Please make sure the file exists.
I converted the try-block into three blocks, but this feels odd:
try {
  read_cfg();  // a sub call might throw runtime_error
}
catch (std::exception& e) {
  std::cerr
    << "Error: " << e.what() << ", "
    << "while reading configuration."
    << "\n";
}
try {
  operation1();
}
catch (std::exception& e) {
  std::cerr
    << "Error: " << e.what() << ", "
    << "while performing operation 1."
    << "\n";
}
try {
  operation2();
}
catch (std::exception& e) {
  std::cerr
    << "Error: " << e.what() << ", "
    << "while performing operation 2."
    << "\n";
}
I also tried to introduce one exception class per call (read_cfg_exception,
operation1_exception, operation2_exception).
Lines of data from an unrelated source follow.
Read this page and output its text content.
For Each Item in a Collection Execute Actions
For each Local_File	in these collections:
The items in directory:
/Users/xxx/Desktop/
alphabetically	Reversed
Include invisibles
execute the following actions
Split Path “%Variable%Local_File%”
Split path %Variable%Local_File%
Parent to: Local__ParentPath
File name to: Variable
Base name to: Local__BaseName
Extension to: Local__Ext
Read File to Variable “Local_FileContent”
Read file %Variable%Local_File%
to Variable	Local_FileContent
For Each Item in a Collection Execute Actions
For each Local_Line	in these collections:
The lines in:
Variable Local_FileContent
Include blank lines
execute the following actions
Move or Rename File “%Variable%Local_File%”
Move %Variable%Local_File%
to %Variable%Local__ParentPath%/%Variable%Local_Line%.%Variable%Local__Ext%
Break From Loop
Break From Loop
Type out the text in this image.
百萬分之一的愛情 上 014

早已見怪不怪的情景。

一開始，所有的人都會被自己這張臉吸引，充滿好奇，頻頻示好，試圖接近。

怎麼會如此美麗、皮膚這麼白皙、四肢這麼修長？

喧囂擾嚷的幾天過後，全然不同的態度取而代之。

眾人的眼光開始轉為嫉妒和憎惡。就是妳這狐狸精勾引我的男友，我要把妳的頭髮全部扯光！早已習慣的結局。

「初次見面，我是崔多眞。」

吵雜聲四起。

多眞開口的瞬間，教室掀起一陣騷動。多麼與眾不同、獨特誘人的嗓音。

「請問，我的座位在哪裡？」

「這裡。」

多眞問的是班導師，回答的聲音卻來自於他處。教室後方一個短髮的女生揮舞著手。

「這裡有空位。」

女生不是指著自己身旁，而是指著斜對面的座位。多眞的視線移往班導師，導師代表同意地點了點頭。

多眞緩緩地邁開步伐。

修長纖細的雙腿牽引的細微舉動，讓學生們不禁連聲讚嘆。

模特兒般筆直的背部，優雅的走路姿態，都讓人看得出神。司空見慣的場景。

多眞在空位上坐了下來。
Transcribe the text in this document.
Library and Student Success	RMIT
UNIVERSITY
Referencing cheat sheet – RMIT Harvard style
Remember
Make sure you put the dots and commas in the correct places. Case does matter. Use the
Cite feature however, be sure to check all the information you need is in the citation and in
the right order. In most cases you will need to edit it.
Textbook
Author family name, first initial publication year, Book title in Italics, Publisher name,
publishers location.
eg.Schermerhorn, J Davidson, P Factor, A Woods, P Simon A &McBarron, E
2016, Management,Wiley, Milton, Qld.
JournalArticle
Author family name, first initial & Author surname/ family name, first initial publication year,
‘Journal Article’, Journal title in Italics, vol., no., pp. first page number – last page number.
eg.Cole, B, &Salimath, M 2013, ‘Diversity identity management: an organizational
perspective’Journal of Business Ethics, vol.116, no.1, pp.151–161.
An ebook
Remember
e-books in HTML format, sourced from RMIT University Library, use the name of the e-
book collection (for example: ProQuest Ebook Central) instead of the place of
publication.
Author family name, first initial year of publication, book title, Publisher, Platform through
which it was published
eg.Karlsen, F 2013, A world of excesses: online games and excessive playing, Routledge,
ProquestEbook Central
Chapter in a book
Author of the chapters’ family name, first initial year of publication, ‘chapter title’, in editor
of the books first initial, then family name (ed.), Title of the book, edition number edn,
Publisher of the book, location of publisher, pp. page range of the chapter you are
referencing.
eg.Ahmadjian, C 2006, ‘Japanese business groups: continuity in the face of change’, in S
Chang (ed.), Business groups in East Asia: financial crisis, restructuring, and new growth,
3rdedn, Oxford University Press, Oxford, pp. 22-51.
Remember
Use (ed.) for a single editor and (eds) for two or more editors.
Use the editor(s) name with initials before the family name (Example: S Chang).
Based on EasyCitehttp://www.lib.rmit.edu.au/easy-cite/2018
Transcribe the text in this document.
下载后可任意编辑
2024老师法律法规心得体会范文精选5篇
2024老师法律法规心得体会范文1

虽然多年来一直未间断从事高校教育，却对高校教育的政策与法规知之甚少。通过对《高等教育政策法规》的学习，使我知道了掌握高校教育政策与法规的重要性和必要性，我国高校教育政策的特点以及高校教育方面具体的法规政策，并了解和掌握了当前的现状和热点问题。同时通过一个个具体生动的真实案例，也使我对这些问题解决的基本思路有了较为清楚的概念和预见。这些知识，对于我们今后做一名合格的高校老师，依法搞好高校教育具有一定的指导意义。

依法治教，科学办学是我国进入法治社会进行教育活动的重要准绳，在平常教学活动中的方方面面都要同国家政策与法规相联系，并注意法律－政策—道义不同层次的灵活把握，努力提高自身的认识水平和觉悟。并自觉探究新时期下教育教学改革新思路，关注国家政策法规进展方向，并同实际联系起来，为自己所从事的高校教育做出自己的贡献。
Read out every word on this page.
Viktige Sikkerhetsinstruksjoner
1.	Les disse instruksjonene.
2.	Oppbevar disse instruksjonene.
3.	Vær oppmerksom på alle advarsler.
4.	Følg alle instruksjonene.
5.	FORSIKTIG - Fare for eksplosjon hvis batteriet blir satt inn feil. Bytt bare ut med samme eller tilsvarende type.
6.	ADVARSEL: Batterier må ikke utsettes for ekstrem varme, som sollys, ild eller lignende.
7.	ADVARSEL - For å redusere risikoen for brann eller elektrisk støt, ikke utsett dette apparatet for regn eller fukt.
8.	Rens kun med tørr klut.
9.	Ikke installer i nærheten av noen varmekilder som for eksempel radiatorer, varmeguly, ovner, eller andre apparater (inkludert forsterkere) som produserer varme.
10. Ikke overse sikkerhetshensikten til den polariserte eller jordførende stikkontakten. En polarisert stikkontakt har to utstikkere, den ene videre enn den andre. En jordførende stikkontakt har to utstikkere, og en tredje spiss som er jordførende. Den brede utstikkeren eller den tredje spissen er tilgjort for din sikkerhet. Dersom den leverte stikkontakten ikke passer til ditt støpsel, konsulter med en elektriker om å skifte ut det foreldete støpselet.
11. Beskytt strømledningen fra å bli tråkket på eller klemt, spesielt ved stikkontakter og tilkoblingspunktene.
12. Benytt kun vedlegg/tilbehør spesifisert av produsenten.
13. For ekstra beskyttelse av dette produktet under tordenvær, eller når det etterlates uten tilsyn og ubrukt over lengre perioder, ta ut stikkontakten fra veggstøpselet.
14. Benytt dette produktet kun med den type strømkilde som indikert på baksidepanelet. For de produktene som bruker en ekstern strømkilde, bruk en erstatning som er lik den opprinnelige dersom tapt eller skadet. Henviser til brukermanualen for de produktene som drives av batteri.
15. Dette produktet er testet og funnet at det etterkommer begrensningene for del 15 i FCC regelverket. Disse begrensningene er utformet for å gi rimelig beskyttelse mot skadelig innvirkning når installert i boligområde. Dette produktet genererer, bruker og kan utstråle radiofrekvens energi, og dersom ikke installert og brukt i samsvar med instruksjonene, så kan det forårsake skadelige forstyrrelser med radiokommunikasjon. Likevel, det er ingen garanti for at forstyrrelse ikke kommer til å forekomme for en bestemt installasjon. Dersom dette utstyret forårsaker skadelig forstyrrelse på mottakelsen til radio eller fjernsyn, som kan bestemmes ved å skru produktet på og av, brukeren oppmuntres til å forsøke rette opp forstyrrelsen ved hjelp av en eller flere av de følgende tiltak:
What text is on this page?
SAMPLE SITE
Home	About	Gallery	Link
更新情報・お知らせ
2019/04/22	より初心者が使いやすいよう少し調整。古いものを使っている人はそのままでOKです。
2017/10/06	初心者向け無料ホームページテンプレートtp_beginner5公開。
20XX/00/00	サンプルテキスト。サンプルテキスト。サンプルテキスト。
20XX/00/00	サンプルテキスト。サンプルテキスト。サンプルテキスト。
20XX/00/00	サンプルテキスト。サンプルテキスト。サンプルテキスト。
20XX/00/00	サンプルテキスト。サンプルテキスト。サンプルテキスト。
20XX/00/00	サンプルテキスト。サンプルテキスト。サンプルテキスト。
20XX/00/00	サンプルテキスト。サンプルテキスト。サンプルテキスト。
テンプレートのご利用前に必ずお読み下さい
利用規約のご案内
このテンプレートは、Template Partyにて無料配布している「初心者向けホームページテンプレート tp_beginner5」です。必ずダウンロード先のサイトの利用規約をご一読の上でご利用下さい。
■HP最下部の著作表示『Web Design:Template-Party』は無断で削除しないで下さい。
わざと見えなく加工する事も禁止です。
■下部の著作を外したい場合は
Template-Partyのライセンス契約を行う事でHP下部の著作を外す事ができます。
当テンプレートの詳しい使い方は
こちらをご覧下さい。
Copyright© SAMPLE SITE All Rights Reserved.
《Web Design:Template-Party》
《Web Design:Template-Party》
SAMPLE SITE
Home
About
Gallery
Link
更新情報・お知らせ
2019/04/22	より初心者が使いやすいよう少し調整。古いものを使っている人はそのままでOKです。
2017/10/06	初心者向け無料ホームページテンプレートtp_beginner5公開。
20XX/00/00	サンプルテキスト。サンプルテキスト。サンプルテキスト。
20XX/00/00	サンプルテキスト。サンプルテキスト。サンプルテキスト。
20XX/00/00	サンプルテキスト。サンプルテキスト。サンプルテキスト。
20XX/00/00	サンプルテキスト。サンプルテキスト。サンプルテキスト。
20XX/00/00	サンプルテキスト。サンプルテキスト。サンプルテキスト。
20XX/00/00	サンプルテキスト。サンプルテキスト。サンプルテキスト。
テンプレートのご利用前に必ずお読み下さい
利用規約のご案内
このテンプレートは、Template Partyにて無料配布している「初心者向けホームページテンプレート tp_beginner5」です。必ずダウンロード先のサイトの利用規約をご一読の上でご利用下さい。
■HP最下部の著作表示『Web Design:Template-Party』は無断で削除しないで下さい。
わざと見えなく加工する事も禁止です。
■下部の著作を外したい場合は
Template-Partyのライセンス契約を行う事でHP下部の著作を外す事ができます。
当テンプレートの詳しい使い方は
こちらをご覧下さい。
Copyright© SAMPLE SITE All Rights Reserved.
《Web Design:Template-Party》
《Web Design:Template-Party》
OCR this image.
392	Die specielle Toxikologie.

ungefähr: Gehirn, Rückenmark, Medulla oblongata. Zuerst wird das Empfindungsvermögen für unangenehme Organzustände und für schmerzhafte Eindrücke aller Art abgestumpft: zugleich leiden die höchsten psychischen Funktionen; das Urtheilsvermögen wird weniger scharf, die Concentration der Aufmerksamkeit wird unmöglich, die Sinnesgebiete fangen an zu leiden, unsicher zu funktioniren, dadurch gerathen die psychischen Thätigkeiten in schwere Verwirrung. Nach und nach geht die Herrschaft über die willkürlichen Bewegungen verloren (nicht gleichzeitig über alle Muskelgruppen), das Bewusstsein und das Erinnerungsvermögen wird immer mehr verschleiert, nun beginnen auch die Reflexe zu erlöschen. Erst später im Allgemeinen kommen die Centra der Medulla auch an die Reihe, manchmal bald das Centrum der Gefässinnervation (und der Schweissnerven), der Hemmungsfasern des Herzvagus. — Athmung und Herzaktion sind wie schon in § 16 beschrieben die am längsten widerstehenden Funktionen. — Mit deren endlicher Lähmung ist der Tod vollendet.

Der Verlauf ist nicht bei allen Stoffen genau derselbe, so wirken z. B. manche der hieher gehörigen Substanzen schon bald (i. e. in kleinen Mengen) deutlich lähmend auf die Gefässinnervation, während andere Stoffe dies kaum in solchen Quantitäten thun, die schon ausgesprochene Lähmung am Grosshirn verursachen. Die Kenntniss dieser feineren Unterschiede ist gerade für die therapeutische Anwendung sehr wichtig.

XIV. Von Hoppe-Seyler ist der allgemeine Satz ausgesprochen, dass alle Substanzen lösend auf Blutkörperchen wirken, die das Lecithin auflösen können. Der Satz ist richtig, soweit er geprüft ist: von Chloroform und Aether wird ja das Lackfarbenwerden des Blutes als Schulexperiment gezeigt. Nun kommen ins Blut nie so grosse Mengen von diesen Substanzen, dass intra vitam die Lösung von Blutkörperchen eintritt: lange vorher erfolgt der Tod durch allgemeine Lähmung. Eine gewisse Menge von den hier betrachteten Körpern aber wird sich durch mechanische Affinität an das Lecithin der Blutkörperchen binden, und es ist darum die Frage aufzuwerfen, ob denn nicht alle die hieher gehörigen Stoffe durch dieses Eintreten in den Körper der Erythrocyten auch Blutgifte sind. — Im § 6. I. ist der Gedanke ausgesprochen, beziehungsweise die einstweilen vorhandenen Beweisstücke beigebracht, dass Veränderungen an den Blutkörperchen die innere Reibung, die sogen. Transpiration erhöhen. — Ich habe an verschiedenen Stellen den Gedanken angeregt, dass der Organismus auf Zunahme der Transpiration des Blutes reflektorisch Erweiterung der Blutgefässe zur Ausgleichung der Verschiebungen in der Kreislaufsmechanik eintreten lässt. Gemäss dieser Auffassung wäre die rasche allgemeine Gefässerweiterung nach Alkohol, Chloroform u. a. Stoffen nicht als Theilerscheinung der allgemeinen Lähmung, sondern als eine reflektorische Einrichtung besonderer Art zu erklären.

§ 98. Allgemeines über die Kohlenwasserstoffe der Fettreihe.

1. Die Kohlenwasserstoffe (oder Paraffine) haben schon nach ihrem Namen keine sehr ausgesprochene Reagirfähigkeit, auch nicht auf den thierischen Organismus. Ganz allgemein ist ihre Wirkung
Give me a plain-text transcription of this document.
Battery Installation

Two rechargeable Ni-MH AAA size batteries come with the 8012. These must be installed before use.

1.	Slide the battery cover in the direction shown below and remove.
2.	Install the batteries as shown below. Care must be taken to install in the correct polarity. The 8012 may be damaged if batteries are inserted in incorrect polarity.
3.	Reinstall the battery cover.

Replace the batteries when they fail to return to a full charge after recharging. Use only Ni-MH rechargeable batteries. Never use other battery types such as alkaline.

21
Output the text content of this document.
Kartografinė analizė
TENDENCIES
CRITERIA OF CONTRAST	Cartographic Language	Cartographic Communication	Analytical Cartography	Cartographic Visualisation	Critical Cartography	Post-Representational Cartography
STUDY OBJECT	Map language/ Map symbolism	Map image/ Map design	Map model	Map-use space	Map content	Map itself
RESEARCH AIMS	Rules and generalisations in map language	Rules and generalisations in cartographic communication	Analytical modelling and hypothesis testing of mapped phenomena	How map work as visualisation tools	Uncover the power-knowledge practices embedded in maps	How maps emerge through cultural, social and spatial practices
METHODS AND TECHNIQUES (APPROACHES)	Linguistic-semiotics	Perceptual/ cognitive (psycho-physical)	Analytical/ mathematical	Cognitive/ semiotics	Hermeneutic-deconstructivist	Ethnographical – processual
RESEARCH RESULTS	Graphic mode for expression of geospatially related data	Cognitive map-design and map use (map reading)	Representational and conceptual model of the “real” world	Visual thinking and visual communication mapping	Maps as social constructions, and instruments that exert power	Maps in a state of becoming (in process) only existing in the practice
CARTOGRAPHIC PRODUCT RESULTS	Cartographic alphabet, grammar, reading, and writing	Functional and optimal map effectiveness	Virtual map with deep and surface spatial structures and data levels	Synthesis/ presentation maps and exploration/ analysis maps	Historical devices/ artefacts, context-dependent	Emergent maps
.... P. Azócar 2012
Since in read_cfg() the call to
open might throw, I catch its exception and convert it to a
read_cfg_exception, thereby saving the additional information, that something
whent wrong "while reading configuration". Yet this does not feel right either:
class read_cfg_exception;
void open(std::string name); // might throw std::runtime_error
void read_cfg()
{
  try {
    open("foo.cfg");
  }
  catch (std::runtime_error& e) {
    throw read_cfg_exception(e.what() + "while reading configuration");
  }
}
Therefor I have the question: What is a good pattern to show the additional information of what the program was doing while the error occured.